PAVEL ZOUBOK GALLERY invites you to an exhibition of new mixed-media collages by DON JOINT that combine painterly abstraction with images appropriated from Japanese woodblock prints and Americana.
DON JOINT’s newest series, Waldameer, is a visual return to the artist’s boyhood memories of the historic Pennsylvania amusement park of the same name (the tenth oldest in America). Joint’s gestural washes of paint and ink create a magical atmosphere, a floating world in which carnivalesque images of clowns, toys, animals, rides and games combine with visual evocations of Japanese culture –– a poetic conceit inspired by the artist’s childhood musings on the phrase “Made in Japan”, stamped onto every colorful toy prize won at the amusement park.
In his introductory essay to the exhibition catalogue, critic David Coggins writes:
Don Joint’s collages navigate the elusive territory between wistful memory and physical fact. The effect is both dislocating and reassuring as we witness histories that have improved with time. Precise cuttings from Japanese woodblock prints – of fish, of robed figures, of bicycles – are set against vaporous landscapes. The concrete and unknowable are laid down on heavy paper in tactile elegies to things that cannot be held.

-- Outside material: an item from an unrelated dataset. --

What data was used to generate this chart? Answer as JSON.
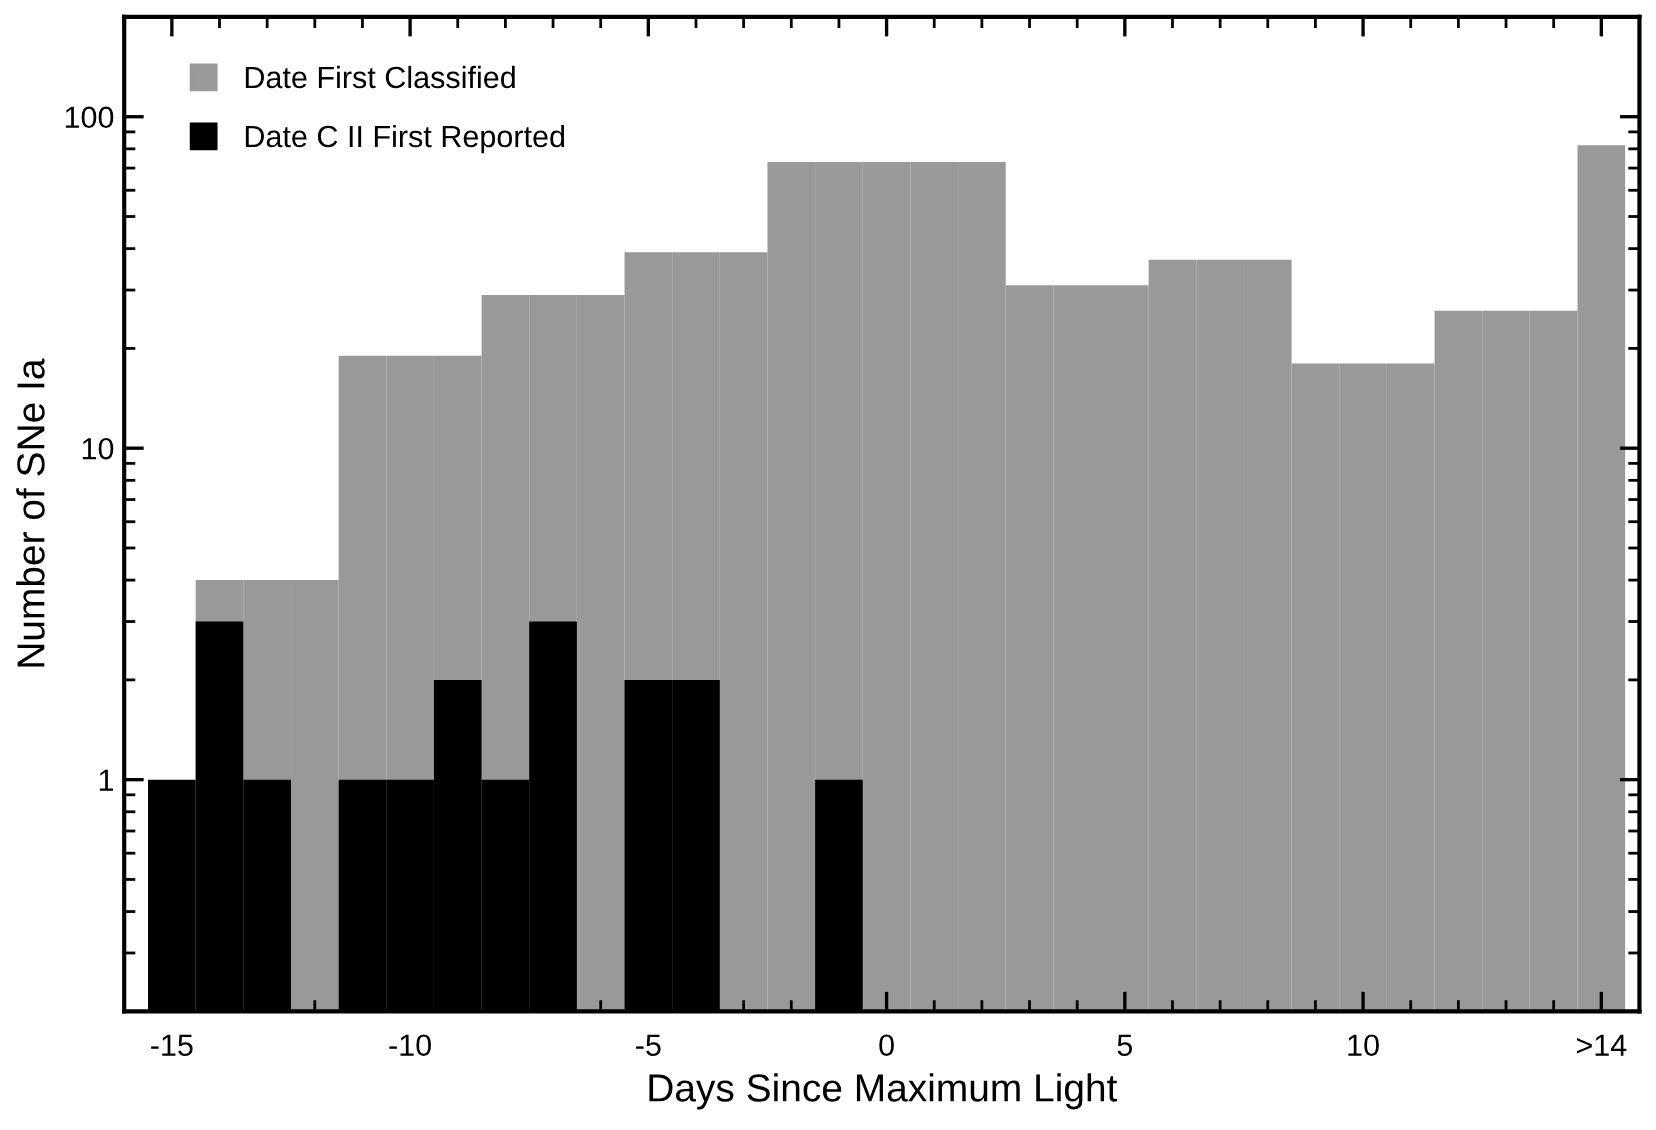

Loosely based on carnival games from his boyhood in Erie, Pennsylvania, this work recalls boardwalks, leisure and the ease of youth. Joint incorporates actual tickets that children collect to claim their prizes, creating an architecture, as it were, from the currency of the fair. With these games as his starting point, Joint evokes spaces and time that exist, perhaps, more naturally in the past. We are not called to witness a simple version of Americana as the artist knew it, but a broader illustration of histories we wish we had.
Waldameer follows two exhibitions of works from this series at the Washington County Museum of Art in Hagerstown, Maryland and Fred (London). Joint has exhibited internationally since 1992. His work is in numerous private and public collections including the Baltimore Museum of Art, the Oklahoma Museum of Art and the Cleveland Museum of Art. The artist lives and works in New York City and Milton, Pennsylvania.
A full-color catalogue with essay by David Coggins accompanies this exhibition.